As part of a coordinated international effort to stem the global financial crisis, Britain, Spain, Germany, France, and other European governments announced today massive rescue packages – totaling hundreds of billions of dollars aimed specifically at thawing the nearly frozen global money markets.
German Chancellor Angela Merkel announced on Monday an unprecedented €480-billion rescue package for Germany’s banks. The finance ministry in Europe’s biggest economy said the package included 80 billion euros in capital for battered banks and some 400 billion euros in loan guarantees.

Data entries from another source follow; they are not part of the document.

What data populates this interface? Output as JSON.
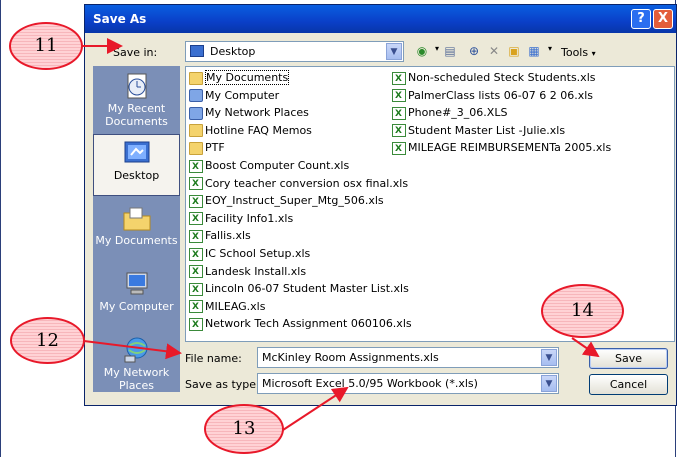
{
  "dialog": {
    "title": "Save As",
    "help_label": "?",
    "close_label": "X",
    "save_in_label": "Save in:",
    "save_in_value": "Desktop",
    "tools_label": "Tools",
    "file_name_label": "File name:",
    "file_name_value": "McKinley Room Assignments.xls",
    "save_as_type_label": "Save as type:",
    "save_as_type_value": "Microsoft Excel 5.0/95 Workbook (*.xls)",
    "save_button": "Save",
    "cancel_button": "Cancel"
  },
  "places": [
    {
      "label": "My Recent Documents",
      "icon": "recent-documents-icon"
    },
    {
      "label": "Desktop",
      "icon": "desktop-icon"
    },
    {
      "label": "My Documents",
      "icon": "my-documents-icon"
    },
    {
      "label": "My Computer",
      "icon": "my-computer-icon"
    },
    {
      "label": "My Network Places",
      "icon": "network-places-icon"
    }
  ],
  "files_col1": [
    {
      "name": "My Documents",
      "kind": "folder"
    },
    {
      "name": "My Computer",
      "kind": "sys"
    },
    {
      "name": "My Network Places",
      "kind": "sys"
    },
    {
      "name": "Hotline FAQ Memos",
      "kind": "folder"
    },
    {
      "name": "PTF",
      "kind": "folder"
    },
    {
      "name": "Boost Computer Count.xls",
      "kind": "xls"
    },
    {
      "name": "Cory teacher conversion osx final.xls",
      "kind": "xls"
    },
    {
      "name": "EOY_Instruct_Super_Mtg_506.xls",
      "kind": "xls"
    },
    {
      "name": "Facility Info1.xls",
      "kind": "xls"
    },
    {
      "name": "Fallis.xls",
      "kind": "xls"
    },
    {
      "name": "IC School Setup.xls",
      "kind": "xls"
    },
    {
      "name": "Landesk Install.xls",
      "kind": "xls"
    },
    {
      "name": "Lincoln 06-07 Student Master List.xls",
      "kind": "xls"
    },
    {
      "name": "MILEAG.xls",
      "kind": "xls"
    },
    {
      "name": "Network Tech Assignment 060106.xls",
      "kind": "xls"
    }
  ],
  "files_col2": [
    {
      "name": "Non-scheduled Steck Students.xls",
      "kind": "xls"
    },
    {
      "name": "PalmerClass lists 06-07 6 2 06.xls",
      "kind": "xls"
    },
    {
      "name": "Phone#_3_06.XLS",
      "kind": "xls"
    },
    {
      "name": "Student Master List -Julie.xls",
      "kind": "xls"
    },
    {
      "name": "MILEAGE REIMBURSEMENTa 2005.xls",
      "kind": "xls"
    }
  ],
  "annotations": [
    "11",
    "12",
    "13",
    "14"
  ],
  "colors": {
    "title_bar": "#0a4fd8",
    "annotation_stroke": "#e8192a",
    "places_bar": "#7b8fb7"
  }
}
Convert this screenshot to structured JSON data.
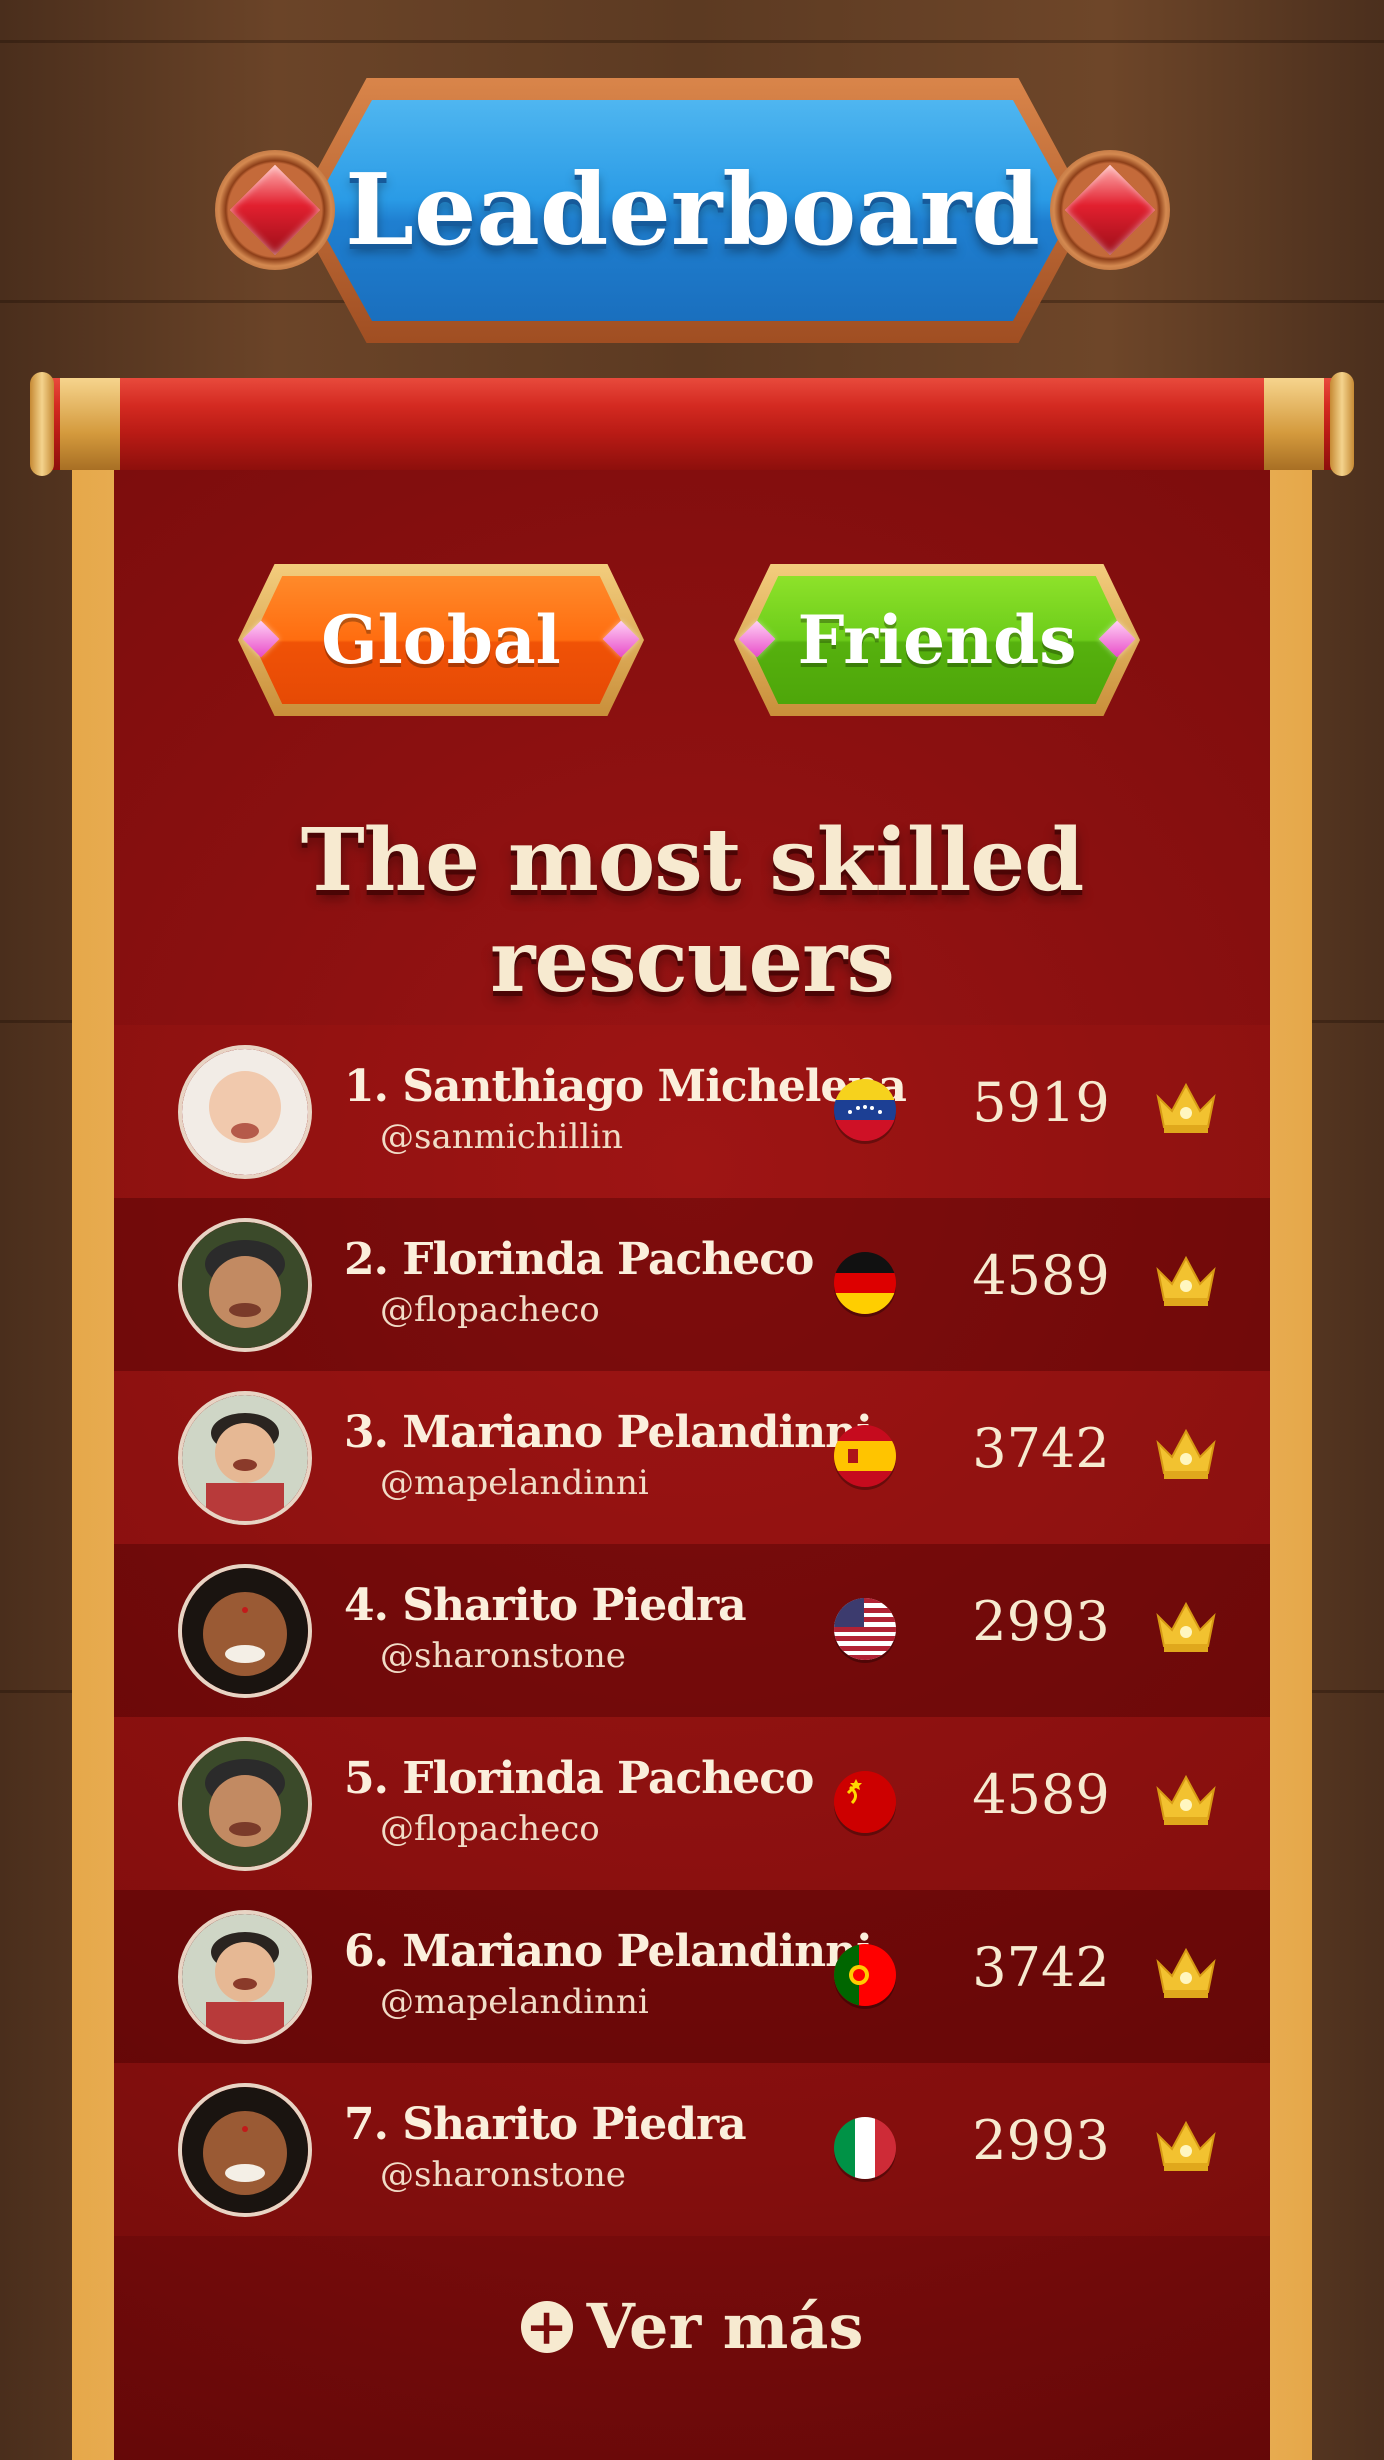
{
  "title": "Leaderboard",
  "tabs": [
    {
      "label": "Global"
    },
    {
      "label": "Friends"
    }
  ],
  "subtitle": "The most skilled rescuers",
  "players": [
    {
      "rank": "1.",
      "name": "Santhiago Michelena",
      "handle": "@sanmichillin",
      "country_flag": "venezuela",
      "score": "5919"
    },
    {
      "rank": "2.",
      "name": "Florinda Pacheco",
      "handle": "@flopacheco",
      "country_flag": "germany",
      "score": "4589"
    },
    {
      "rank": "3.",
      "name": "Mariano Pelandinni",
      "handle": "@mapelandinni",
      "country_flag": "spain",
      "score": "3742"
    },
    {
      "rank": "4.",
      "name": "Sharito Piedra",
      "handle": "@sharonstone",
      "country_flag": "usa",
      "score": "2993"
    },
    {
      "rank": "5.",
      "name": "Florinda Pacheco",
      "handle": "@flopacheco",
      "country_flag": "ussr",
      "score": "4589"
    },
    {
      "rank": "6.",
      "name": "Mariano Pelandinni",
      "handle": "@mapelandinni",
      "country_flag": "portugal",
      "score": "3742"
    },
    {
      "rank": "7.",
      "name": "Sharito Piedra",
      "handle": "@sharonstone",
      "country_flag": "italy",
      "score": "2993"
    }
  ],
  "more_label": "Ver más",
  "colors": {
    "title_blue": "#2a9be6",
    "scroll_red": "#7a0c0c",
    "tab_global": "#ff6d10",
    "tab_friends": "#6ccc1a",
    "gold": "#f2c230"
  },
  "icons": [
    "ruby-gem-icon",
    "pink-diamond-icon",
    "crown-icon",
    "plus-circle-icon"
  ]
}
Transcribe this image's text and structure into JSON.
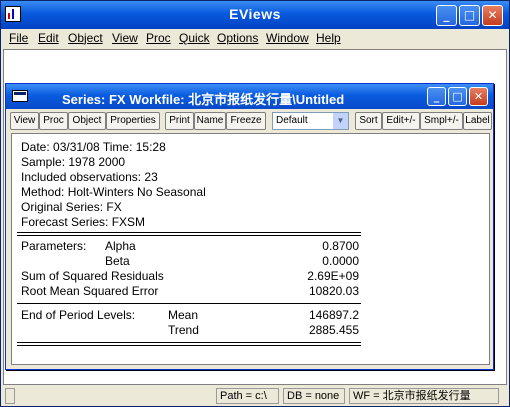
{
  "app": {
    "title": "EViews",
    "menu": [
      "File",
      "Edit",
      "Object",
      "View",
      "Proc",
      "Quick",
      "Options",
      "Window",
      "Help"
    ],
    "caption_buttons": {
      "minimize": "_",
      "maximize": "□",
      "close": "✕"
    }
  },
  "series_window": {
    "title": "Series: FX   Workfile: 北京市报纸发行量\\Untitled",
    "toolbar": [
      "View",
      "Proc",
      "Object",
      "Properties",
      "Print",
      "Name",
      "Freeze",
      "Sort",
      "Edit+/-",
      "Smpl+/-",
      "Label"
    ],
    "display_select": "Default",
    "output": {
      "date_line": "Date: 03/31/08   Time: 15:28",
      "sample": "Sample: 1978 2000",
      "included": "Included observations: 23",
      "method": "Method: Holt-Winters No Seasonal",
      "original": "Original Series: FX",
      "forecast": "Forecast Series: FXSM",
      "parameters_label": "Parameters:",
      "alpha_label": "Alpha",
      "alpha_value": "0.8700",
      "beta_label": "Beta",
      "beta_value": "0.0000",
      "ssr_label": "Sum of Squared Residuals",
      "ssr_value": "2.69E+09",
      "rmse_label": "Root Mean Squared Error",
      "rmse_value": "10820.03",
      "end_levels_label": "End of Period Levels:",
      "mean_label": "Mean",
      "mean_value": "146897.2",
      "trend_label": "Trend",
      "trend_value": "2885.455"
    }
  },
  "statusbar": {
    "path": "Path = c:\\",
    "db": "DB = none",
    "wf": "WF = 北京市报纸发行量"
  },
  "colors": {
    "titlebar": "#0859de",
    "chrome": "#ece9d8"
  },
  "icons": [
    "eviews-app-icon",
    "series-window-icon",
    "minimize-icon",
    "maximize-icon",
    "close-icon",
    "dropdown-arrow-icon"
  ]
}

French President Nicolas Sarkozy, who hosted a euro area summit in Paris on Sunday, announced two funding vehicles totaling €320 billion guaranteeing bank debt issued before the end of fiscal ’09 with a duration of less than five years. France has also set aside another €40 billion to recapitalize national banks.
Britain also on Monday announced its government would inject up to 37 billion pounds ($63 billion) of taxpayers’ cash into three major banks — Royal Bank of Scotland [RBS], Lloyds TSB and Halifax Bank of Scotland [HBOS], making the government their main shareholder. British Prime Minister Gordon Brown, whose immediate action during the crisis has improved his political standing at home, at a news conference said:
“This is perhaps the first government to do what I believe a large number of governments are going to do over the next few days.” [AP]
Mr. Brown also reiterated his believe for world leaders to come together to remake the Bretton Woods agreement for a new globalized financial system. The Bretton Woods conference, held in July 1944 helped draw up the post-war financial order, establishing both the International Monetary Fund [IMF] and the General Agreement on Tariffs and Trade [GATT]. President Sarkozy has also made similar demands.
The governments of Spain and Austria also announced today similar emergency measures to shore up their banks and stabilize their financial system by guaranteeing €100 billion and €129 billion respectively. Meanwhile, Italy is preparing its own package and the Berlusconi government has already approved a decree that guarantees the country’s banking system.
It has become clear that the coordinated action by the EU governments and the willingness to break with precedent and try new approaches – has made the current crisis, as the flurry of announcements suggests, more manageable while significantly improving the chances of ending the downward spiral in global markets. As result, the European stocks surged on following the weekend developments, with the FTSE 100 adding-to-tape 324 points, the Eurostoxx up more than 220 points, Germany’s DAX and France’s CAC 40 both advanced 11%, the steepest gains since the measures were created. In U.S. the Dow Jones Industrial Average posted substantial gains as well. The major average stormed back soaring a nearly inconceivable 936 points. (the Dow’s largest-ever point gain during a session).
By shoring up banks, governments are attempting not only to calm stock markets — but also to stop panic bank withdrawals by consumers and to prevent the crisis spreading to other sectors of the EU economy.
The respective rescue plans of European governments so far total a combined $2 trillion.